Representation in the WTO and economic groupings
The work of the WTO is undertaken by representatives of member governments but its roots lie in the everyday activity of industry and commerce. Trade policies and negotiating positions are formulated in capitals, usually with a substantial advisory input from private firms, business organizations, farmers as well as consumer and other interest groups. Most countries have a diplomatic mission in Geneva, sometimes headed by a special Ambassador to the WTO, whose officials attend meetings of the many negotiating and administrative bodies at WTO headquarters. Sometimes expert representatives are sent directly from capitals to put forward their governments' views on specific questions.
As a result of regional economic integration - in the form of customs unions and free trade areas - and looser political and geographic arrangements, some groups of countries act together in the WTO with a single spokesperson in meetings and negotiations. 


The largest and most comprehensive grouping is the European Union and its 15 member states. The EU is a customs union with a single external trade policy and tariff. While the member states coordinate their position in Brussels and Geneva, the European Commission alone speaks for the EU at almost all WTO meetings. The EU is a WTO member in its own right as are each of its member states. 


A lesser degree of economic integration has so far been achieved by the countries which are GATT members of the Association of South East Asian Nations (ASEAN) - Malaysia, Indonesia, Singapore, Philippines, Thailand and Brunei Darussalam. Nevertheless, they have many common trade interests and are frequently able to coordinate positions and to speak with a single voice. 


Among other groupings which occasionally present unified statements is the Latin American Economic System (SELA) and the African, Caribbean and Pacific Group (ACP).
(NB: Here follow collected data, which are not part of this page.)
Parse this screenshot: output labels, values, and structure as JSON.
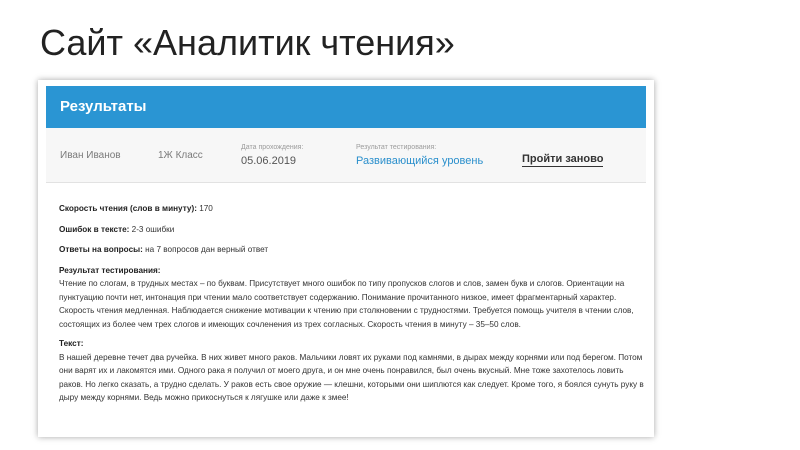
{
  "slide": {
    "title": "Сайт «Аналитик чтения»"
  },
  "card": {
    "header_title": "Результаты",
    "student": {
      "name": "Иван Иванов",
      "class": "1Ж Класс"
    },
    "date": {
      "label": "Дата прохождения:",
      "value": "05.06.2019"
    },
    "result": {
      "label": "Результат тестирования:",
      "value": "Развивающийся уровень"
    },
    "retry_label": "Пройти заново"
  },
  "details": {
    "speed": {
      "label": "Скорость чтения (слов в минуту):",
      "value": " 170"
    },
    "errors": {
      "label": "Ошибок в тексте:",
      "value": " 2-3 ошибки"
    },
    "answers": {
      "label": "Ответы на вопросы:",
      "value": " на 7 вопросов дан верный ответ"
    },
    "test_result": {
      "label": "Результат тестирования:",
      "text": "Чтение по слогам, в трудных местах – по буквам. Присутствует много ошибок по типу пропусков слогов и слов, замен букв и слогов. Ориентации на пунктуацию почти нет, интонация при чтении мало соответствует содержанию. Понимание прочитанного низкое, имеет фрагментарный характер. Скорость чтения медленная. Наблюдается снижение мотивации к чтению при столкновении с трудностями. Требуется помощь учителя в чтении слов, состоящих из более чем трех слогов и имеющих сочленения из трех согласных. Скорость чтения в минуту – 35–50 слов."
    },
    "text": {
      "label": "Текст:",
      "text": "В нашей деревне течет два ручейка. В них живет много раков. Мальчики ловят их руками под камнями, в дырах между корнями или под берегом. Потом они варят их и лакомятся ими. Одного рака я получил от моего друга, и он мне очень понравился, был очень вкусный. Мне тоже захотелось ловить раков. Но легко сказать, а трудно сделать. У раков есть свое оружие — клешни, которыми они шиплются как следует. Кроме того, я боялся сунуть руку в дыру между корнями. Ведь можно прикоснуться к лягушке или даже к змее!"
    }
  },
  "colors": {
    "header_blue": "#2a95d3",
    "link_blue": "#2a8fcc"
  }
}
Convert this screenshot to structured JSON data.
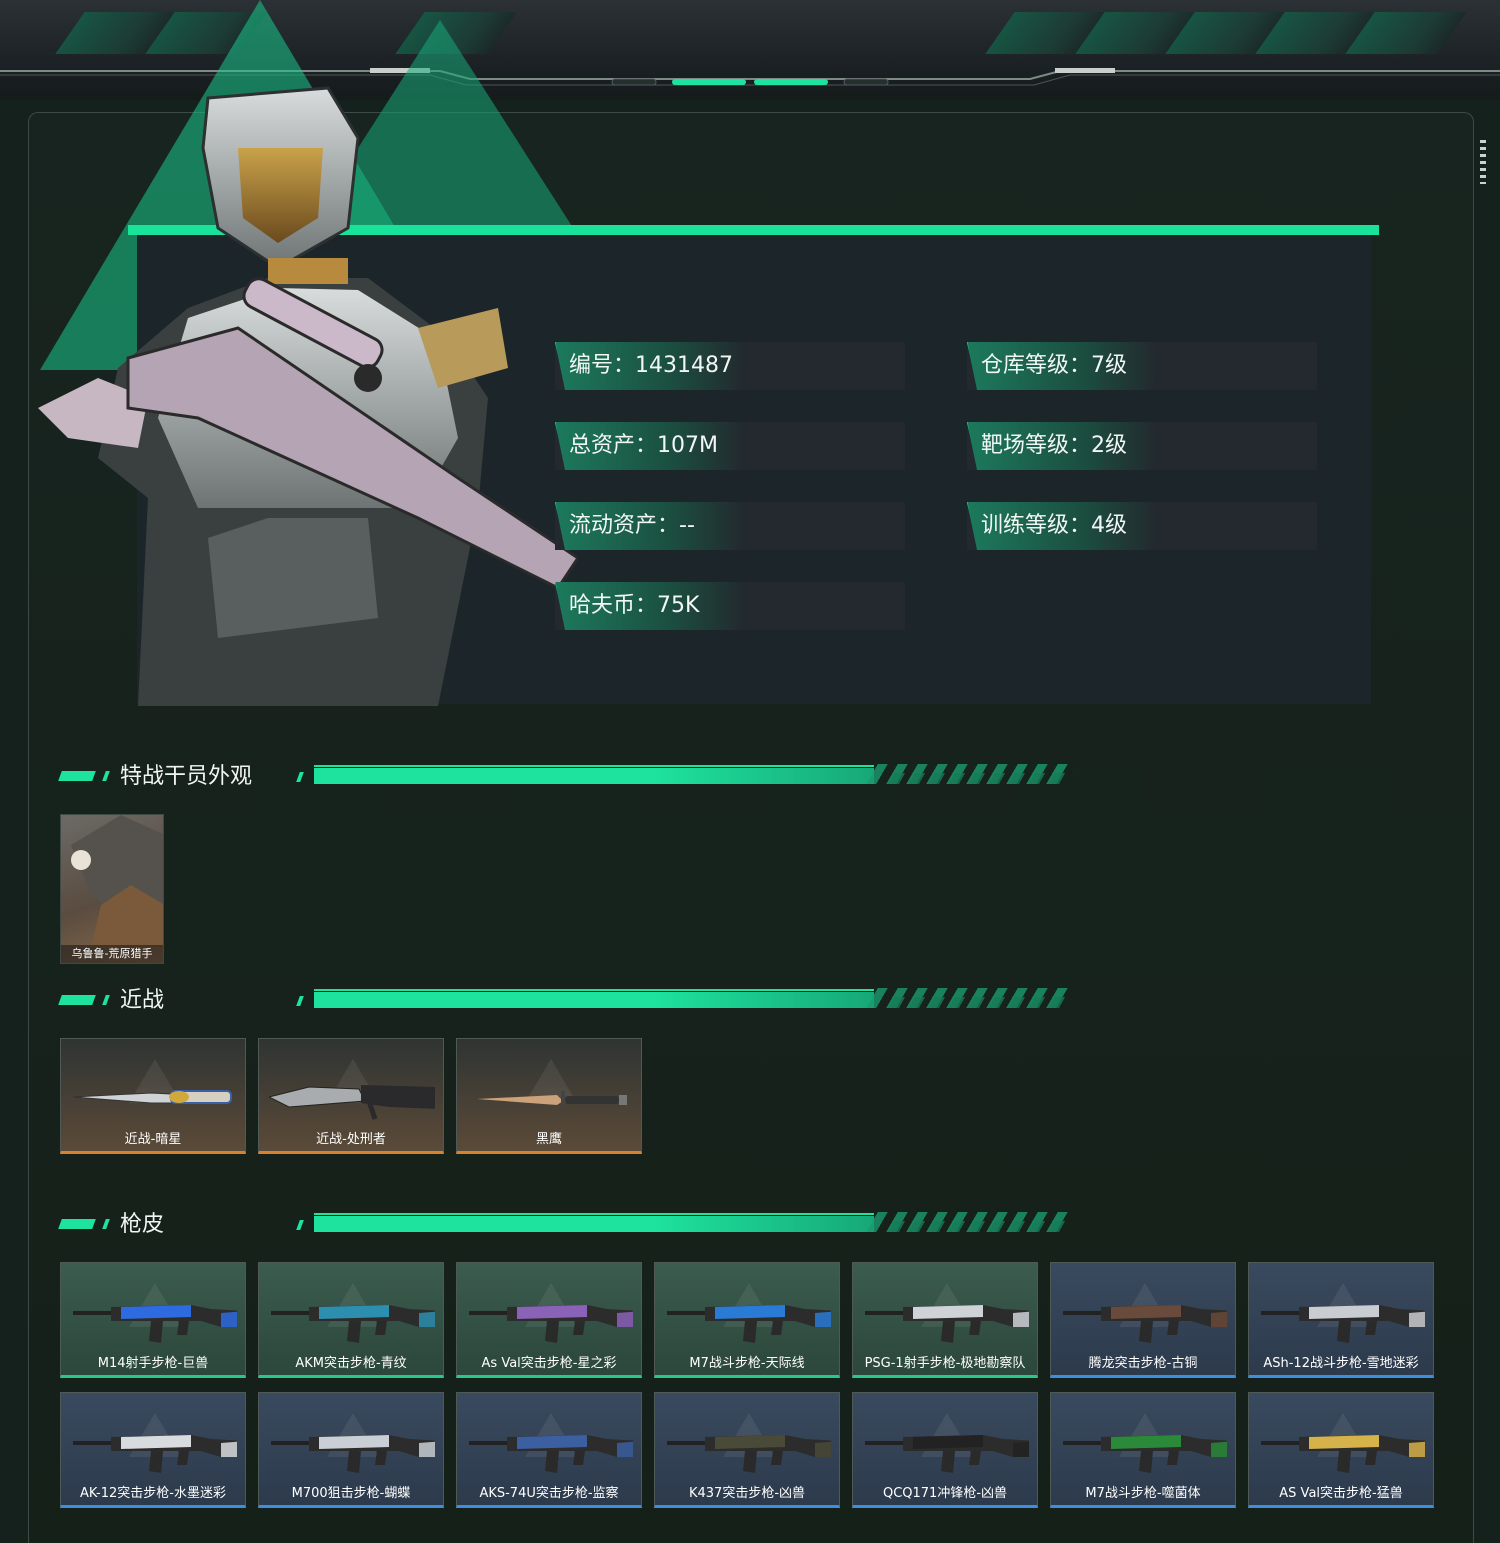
{
  "colors": {
    "accent": "#1ee39f",
    "panel": "#152019",
    "green_rarity": "#25c98a",
    "blue_rarity": "#3c8fe0",
    "orange_rarity": "#d9822d"
  },
  "profile": {
    "stats": [
      {
        "text": "编号：1431487"
      },
      {
        "text": "仓库等级：7级"
      },
      {
        "text": "总资产：107M"
      },
      {
        "text": "靶场等级：2级"
      },
      {
        "text": "流动资产：--"
      },
      {
        "text": "训练等级：4级"
      },
      {
        "text": "哈夫币：75K"
      }
    ]
  },
  "sections": {
    "operator_skins": {
      "title": "特战干员外观",
      "items": [
        {
          "label": "乌鲁鲁-荒原猎手"
        }
      ]
    },
    "melee": {
      "title": "近战",
      "items": [
        {
          "label": "近战-暗星",
          "rarity": "orange"
        },
        {
          "label": "近战-处刑者",
          "rarity": "orange"
        },
        {
          "label": "黑鹰",
          "rarity": "orange"
        }
      ]
    },
    "gun_skins": {
      "title": "枪皮",
      "items": [
        {
          "label": "M14射手步枪-巨兽",
          "rarity": "green"
        },
        {
          "label": "AKM突击步枪-青纹",
          "rarity": "green"
        },
        {
          "label": "As Val突击步枪-星之彩",
          "rarity": "green"
        },
        {
          "label": "M7战斗步枪-天际线",
          "rarity": "green"
        },
        {
          "label": "PSG-1射手步枪-极地勘察队",
          "rarity": "green"
        },
        {
          "label": "腾龙突击步枪-古铜",
          "rarity": "blue"
        },
        {
          "label": "ASh-12战斗步枪-雪地迷彩",
          "rarity": "blue"
        },
        {
          "label": "AK-12突击步枪-水墨迷彩",
          "rarity": "blue"
        },
        {
          "label": "M700狙击步枪-蝴蝶",
          "rarity": "blue"
        },
        {
          "label": "AKS-74U突击步枪-监察",
          "rarity": "blue"
        },
        {
          "label": "K437突击步枪-凶兽",
          "rarity": "blue"
        },
        {
          "label": "QCQ171冲锋枪-凶兽",
          "rarity": "blue"
        },
        {
          "label": "M7战斗步枪-噬菌体",
          "rarity": "blue"
        },
        {
          "label": "AS Val突击步枪-猛兽",
          "rarity": "blue"
        }
      ]
    }
  }
}
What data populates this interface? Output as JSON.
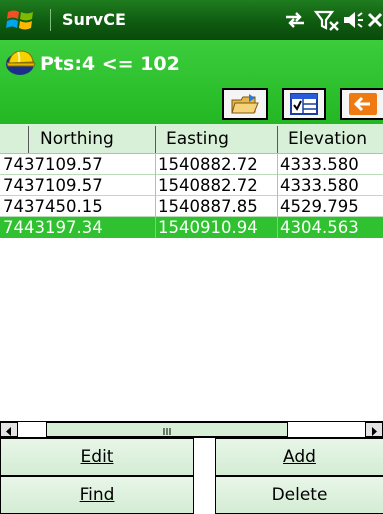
{
  "titlebar": {
    "app_title": "SurvCE",
    "icons": [
      "windows-start-icon",
      "connectivity-icon",
      "no-signal-icon",
      "volume-icon",
      "close-icon"
    ]
  },
  "header": {
    "points_label": "Pts:4 <= 102",
    "toolbar_icons": [
      "open-folder-icon",
      "spreadsheet-icon",
      "back-arrow-icon"
    ]
  },
  "table": {
    "columns": [
      "Northing",
      "Easting",
      "Elevation"
    ],
    "rows": [
      {
        "northing": "7437109.57",
        "easting": "1540882.72",
        "elevation": "4333.580"
      },
      {
        "northing": "7437109.57",
        "easting": "1540882.72",
        "elevation": "4333.580"
      },
      {
        "northing": "7437450.15",
        "easting": "1540887.85",
        "elevation": "4529.795"
      },
      {
        "northing": "7443197.34",
        "easting": "1540910.94",
        "elevation": "4304.563"
      }
    ],
    "selected_row": 3
  },
  "buttons": {
    "edit": "Edit",
    "add": "Add",
    "find": "Find",
    "delete": "Delete"
  },
  "colors": {
    "titlebar": "#0f5c10",
    "header": "#2cc02c",
    "selection": "#2fc12f",
    "back_button_accent": "#f07a12"
  }
}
More recent efforts at regional economic integration - for instance, NAFTA (Canada, US and Mexico) and MERCOSUR (Brazil, Argentina, Paraguay and Uruguay) - have not yet reached the point where their constituents frequently have a single spokesperson on WTO issues.
A well-known alliance in the Uruguay Round - bringing together a similarity of trade interests rather than a regional identity - was the Cairns Group which comprised, and still comprises, agricultural exporting nations from developed, developing and East European countries.